If you would just RELAX and be ok with losing a few battles, you’d find it’s much easier to win the war.
One of our greatest weaknesses as human beings is our inability to go beyond linear projection. You decide not to lose three battles in a row, because that translates to 9 and 18 in your head.
All important fundamental dynamics are so clearly cyclical, yet we can only take into account a singular slope in our projections, and that chains so many people to overly conservative or risk-averse approaches.
A risk-averse approach is safe in the short term and self-destructive in the long term. And not the fun kind of self-destructive. The slow, crippling, succumbing to death at 24 without realizing it until 42 version of self-destructive. No thanks.

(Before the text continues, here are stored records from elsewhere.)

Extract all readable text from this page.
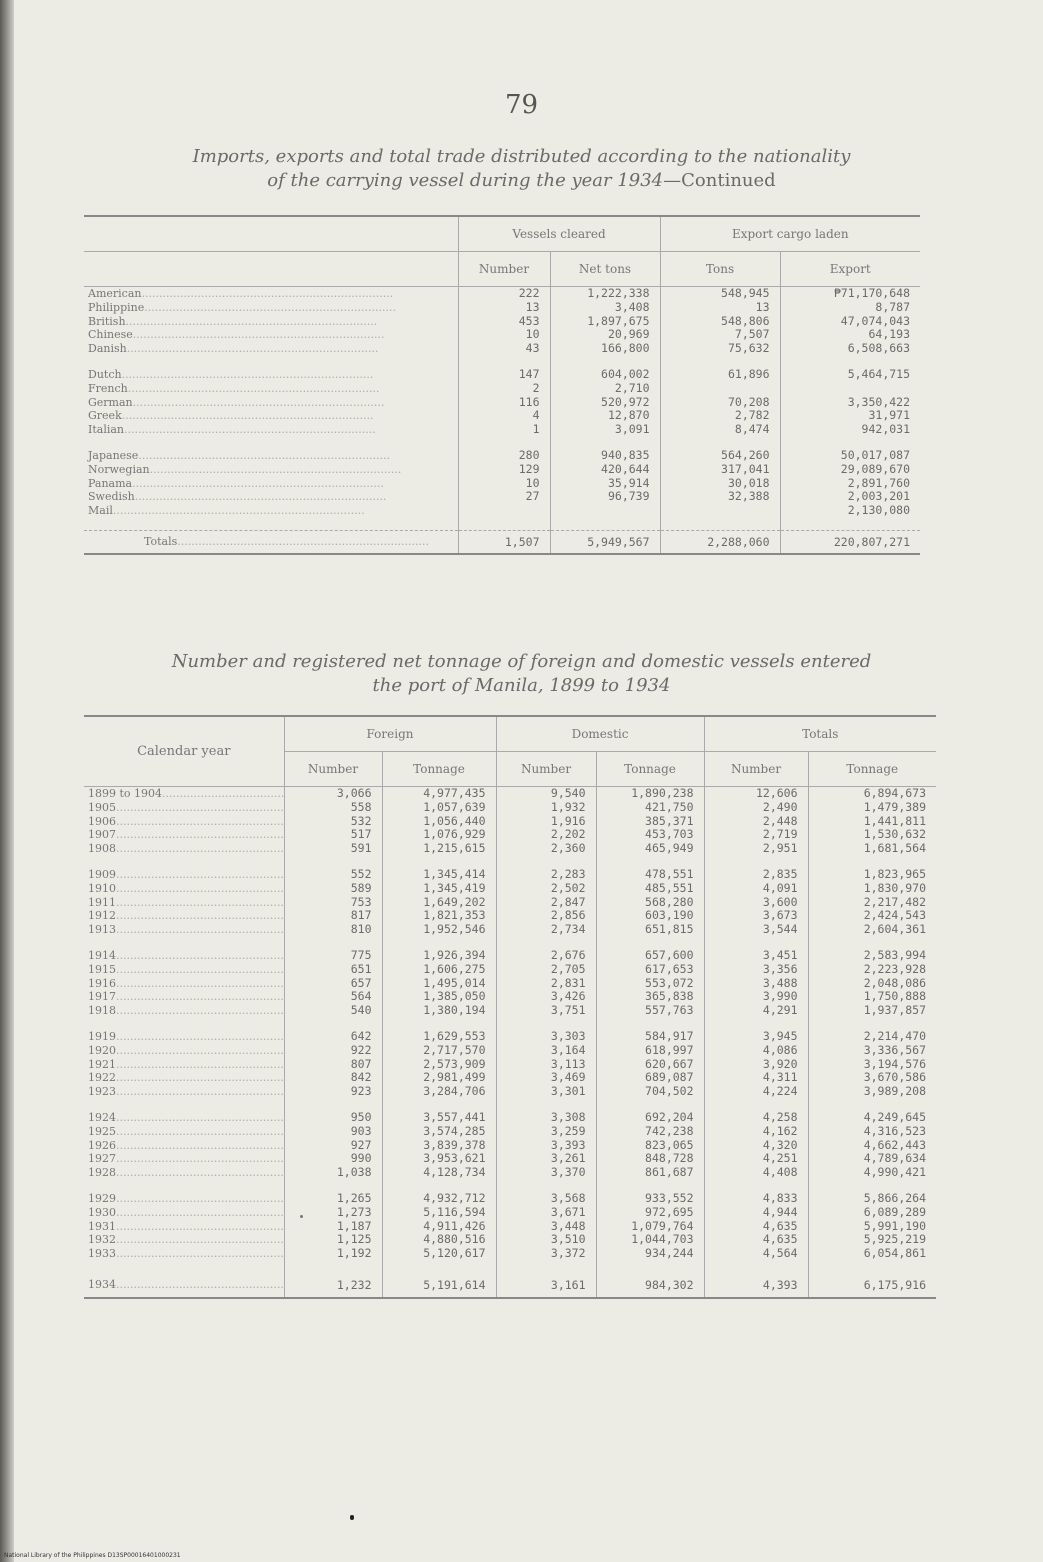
79
Imports, exports and total trade distributed according to the nationality
of the carrying vessel during the year 1934—Continued
	Vessels cleared		Export cargo laden	
	Number	Net tons	Tons	Export
American .....	222	1,222,338	548,945	₱71,170,648
Philippine .....	13	3,408	13	8,787
British .....	453	1,897,675	548,806	47,074,043
Chinese .....	10	20,969	7,507	64,193
Danish .....	43	166,800	75,632	6,508,663

Dutch .....	147	604,002	61,896	5,464,715
French .....	2	2,710		
German .....	116	520,972	70,208	3,350,422
Greek .....	4	12,870	2,782	31,971
Italian .....	1	3,091	8,474	942,031

Japanese .....	280	940,835	564,260	50,017,087
Norwegian .....	129	420,644	317,041	29,089,670
Panama .....	10	35,914	30,018	2,891,760
Swedish .....	27	96,739	32,388	2,003,201
Mail .....				2,130,080

Totals .....	1,507	5,949,567	2,288,060	220,807,271
Number and registered net tonnage of foreign and domestic vessels entered
the port of Manila, 1899 to 1934
Calendar year	Foreign		Domestic		Totals	
	Number	Tonnage	Number	Tonnage	Number	Tonnage
1899 to 1904 .....	3,066	4,977,435	9,540	1,890,238	12,606	6,894,673
1905 .....	558	1,057,639	1,932	421,750	2,490	1,479,389
1906 .....	532	1,056,440	1,916	385,371	2,448	1,441,811
1907 .....	517	1,076,929	2,202	453,703	2,719	1,530,632
1908 .....	591	1,215,615	2,360	465,949	2,951	1,681,564

1909 .....	552	1,345,414	2,283	478,551	2,835	1,823,965
1910 .....	589	1,345,419	2,502	485,551	4,091	1,830,970
1911 .....	753	1,649,202	2,847	568,280	3,600	2,217,482
1912 .....	817	1,821,353	2,856	603,190	3,673	2,424,543
1913 .....	810	1,952,546	2,734	651,815	3,544	2,604,361

1914 .....	775	1,926,394	2,676	657,600	3,451	2,583,994
1915 .....	651	1,606,275	2,705	617,653	3,356	2,223,928
1916 .....	657	1,495,014	2,831	553,072	3,488	2,048,086
1917 .....	564	1,385,050	3,426	365,838	3,990	1,750,888
1918 .....	540	1,380,194	3,751	557,763	4,291	1,937,857

1919 .....	642	1,629,553	3,303	584,917	3,945	2,214,470
1920 .....	922	2,717,570	3,164	618,997	4,086	3,336,567
1921 .....	807	2,573,909	3,113	620,667	3,920	3,194,576
1922 .....	842	2,981,499	3,469	689,087	4,311	3,670,586
1923 .....	923	3,284,706	3,301	704,502	4,224	3,989,208

1924 .....	950	3,557,441	3,308	692,204	4,258	4,249,645
1925 .....	903	3,574,285	3,259	742,238	4,162	4,316,523
1926 .....	927	3,839,378	3,393	823,065	4,320	4,662,443
1927 .....	990	3,953,621	3,261	848,728	4,251	4,789,634
1928 .....	1,038	4,128,734	3,370	861,687	4,408	4,990,421

1929 .....	1,265	4,932,712	3,568	933,552	4,833	5,866,264
1930 .....	1,273	5,116,594	3,671	972,695	4,944	6,089,289
1931 .....	1,187	4,911,426	3,448	1,079,764	4,635	5,991,190
1932 .....	1,125	4,880,516	3,510	1,044,703	4,635	5,925,219
1933 .....	1,192	5,120,617	3,372	934,244	4,564	6,054,861

1934 .....	1,232	5,191,614	3,161	984,302	4,393	6,175,916
National Library of the Philippines D13SP00016401000231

Trust the actors, not the script.
In order to operate on a daily basis, human beings need to ignore a huge number of variables and attribute the continued functioning of those variables to an abstraction that some would call “faith”.
Corporate strategies and sitcoms like Two and a Half Men ascribe that faith to a rigid “plan”, and operate with an implicit wary distrust in the human actors involved.

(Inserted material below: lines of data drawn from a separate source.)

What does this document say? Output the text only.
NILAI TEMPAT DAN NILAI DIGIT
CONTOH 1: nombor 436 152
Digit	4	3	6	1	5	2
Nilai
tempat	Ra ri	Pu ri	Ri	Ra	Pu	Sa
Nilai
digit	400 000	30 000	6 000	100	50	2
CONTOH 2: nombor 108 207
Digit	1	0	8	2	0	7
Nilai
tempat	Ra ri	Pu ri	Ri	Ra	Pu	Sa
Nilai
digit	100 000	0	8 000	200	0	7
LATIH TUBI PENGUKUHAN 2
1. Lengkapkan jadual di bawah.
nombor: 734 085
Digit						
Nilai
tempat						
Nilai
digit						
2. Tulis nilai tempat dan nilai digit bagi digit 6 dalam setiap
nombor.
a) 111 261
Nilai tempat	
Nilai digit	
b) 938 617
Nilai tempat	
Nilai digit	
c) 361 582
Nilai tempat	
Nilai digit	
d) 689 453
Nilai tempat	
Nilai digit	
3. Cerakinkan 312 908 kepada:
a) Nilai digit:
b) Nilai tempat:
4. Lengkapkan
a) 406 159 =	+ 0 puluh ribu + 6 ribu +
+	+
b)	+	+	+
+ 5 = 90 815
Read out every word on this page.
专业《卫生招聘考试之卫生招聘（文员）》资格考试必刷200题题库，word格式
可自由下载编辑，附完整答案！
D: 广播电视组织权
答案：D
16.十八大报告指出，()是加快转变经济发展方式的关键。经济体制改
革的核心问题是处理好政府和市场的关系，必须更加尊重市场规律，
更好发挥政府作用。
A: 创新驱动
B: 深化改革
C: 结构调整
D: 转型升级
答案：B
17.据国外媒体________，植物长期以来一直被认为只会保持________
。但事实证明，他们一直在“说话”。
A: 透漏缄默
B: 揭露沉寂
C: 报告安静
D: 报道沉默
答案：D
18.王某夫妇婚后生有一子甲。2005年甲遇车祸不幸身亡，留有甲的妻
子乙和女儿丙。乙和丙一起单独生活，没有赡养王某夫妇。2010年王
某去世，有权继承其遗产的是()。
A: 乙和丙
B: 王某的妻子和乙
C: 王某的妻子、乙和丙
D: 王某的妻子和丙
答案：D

Iterative strategies and genuine comedies like It’s Always Sunny in Philadelphia and Eastbound and Down have rudimentary guidelines for each scene but the director is happy to throw the script out the window on any given scene because her faith lies with the characters and the actors that breathe life into them.

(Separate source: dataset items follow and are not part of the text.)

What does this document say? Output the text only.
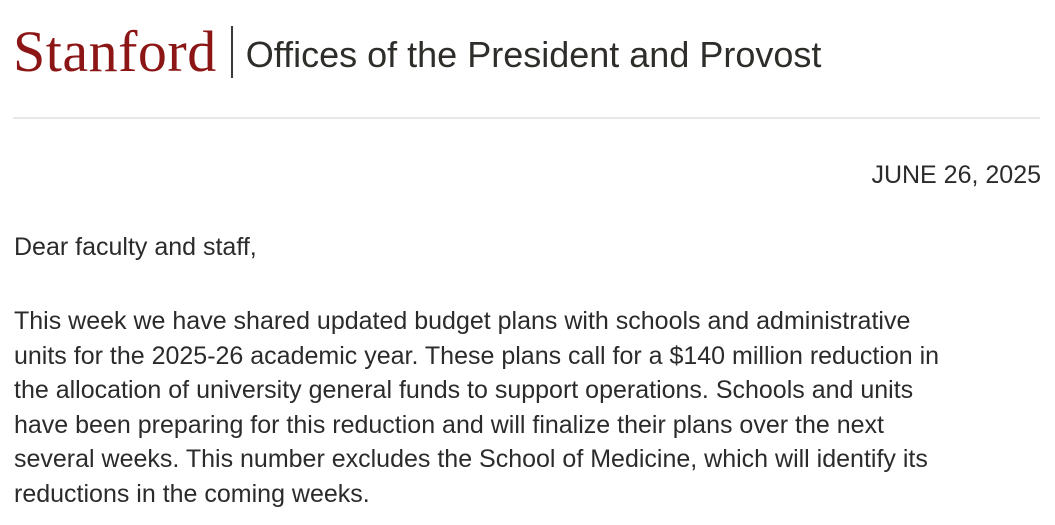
Stanford Offices of the President and Provost
JUNE 26, 2025
Dear faculty and staff,
This week we have shared updated budget plans with schools and administrative
units for the 2025-26 academic year. These plans call for a $140 million reduction in
the allocation of university general funds to support operations. Schools and units
have been preparing for this reduction and will finalize their plans over the next
several weeks. This number excludes the School of Medicine, which will identify its
reductions in the coming weeks.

Get attached to the people, not the product or the processes. The only asset that can flourish without attention and demonstrate true exponential ROI is a human asset.
Make more chairs.
When you get attached to your accomplishments, as a company or an individual, you’re putting your money on a commodity with diminishing returns.
Because anything you build is bound to wither eventually no matter how closely you protect or hoard it, you’re putting yourself or your company into a game of musical chairs; a game that degenerates into a dystopia ruled by scarcity and marked by fearful, animalistic competition between otherwise decent human beings.
The solution? Cut that cord, my friend. Put your faith in your future, not your past.
With each iteration you should focus on increasing your ability to do it faster and better next time rather than clinging to your creation, no matter how valuable it appears.
Anything man can build will inevitably crumble. The tires lose their traction and the hinges rust and the sheen fades. One of the saddest things to see is an organization or a person frantically patching together or attempting to bail out a decaying symbol of their past glory.
The second that glue starts unsticking, you want to confidently assess your dying creation like the million dollar man — “we can rebuild him”.
Don’t fear the reaper.
“Don’t fear the reaper (we’ll be able to fly)” – Blue Oyster Cult
What iteration really comes down to is letting the weak or old parts die the deaths they want to die.
If you don’t keep a healthy population of wolves inside, if you don’t have a certain modicum of ruthless killing in your organization or yourself, you’ll eventually find your business or your life unmanageable due to the unchecked, brimming caribou herd that will overwhelm the system.
So many things would be so much better if people could accept minor losses and deaths in the interest of “strengthening the herd”.
Imagine if you could actually “take a break” in a relationship before the relationship was over on one or both sides, how much more stable and secure would that relationship be?
Imagine if laws were repealed as often as they were passed, how much more accurate and fair would laws be?
I hate to get all Eastern philosophy and Yin/Yang on you here, but failure and death are a necessary counterbalance to (and enabler of) success and life.
If you do it right and embrace the failures in your personal actions, even the final, faltering act will be pleasurable.
Hell, I fully intend to have an open bar and a live band at my funeral.
Life’s a joke, if you let yourself exhale and you celebrate the little deaths instead of dreading them, you might be able to laugh at it again.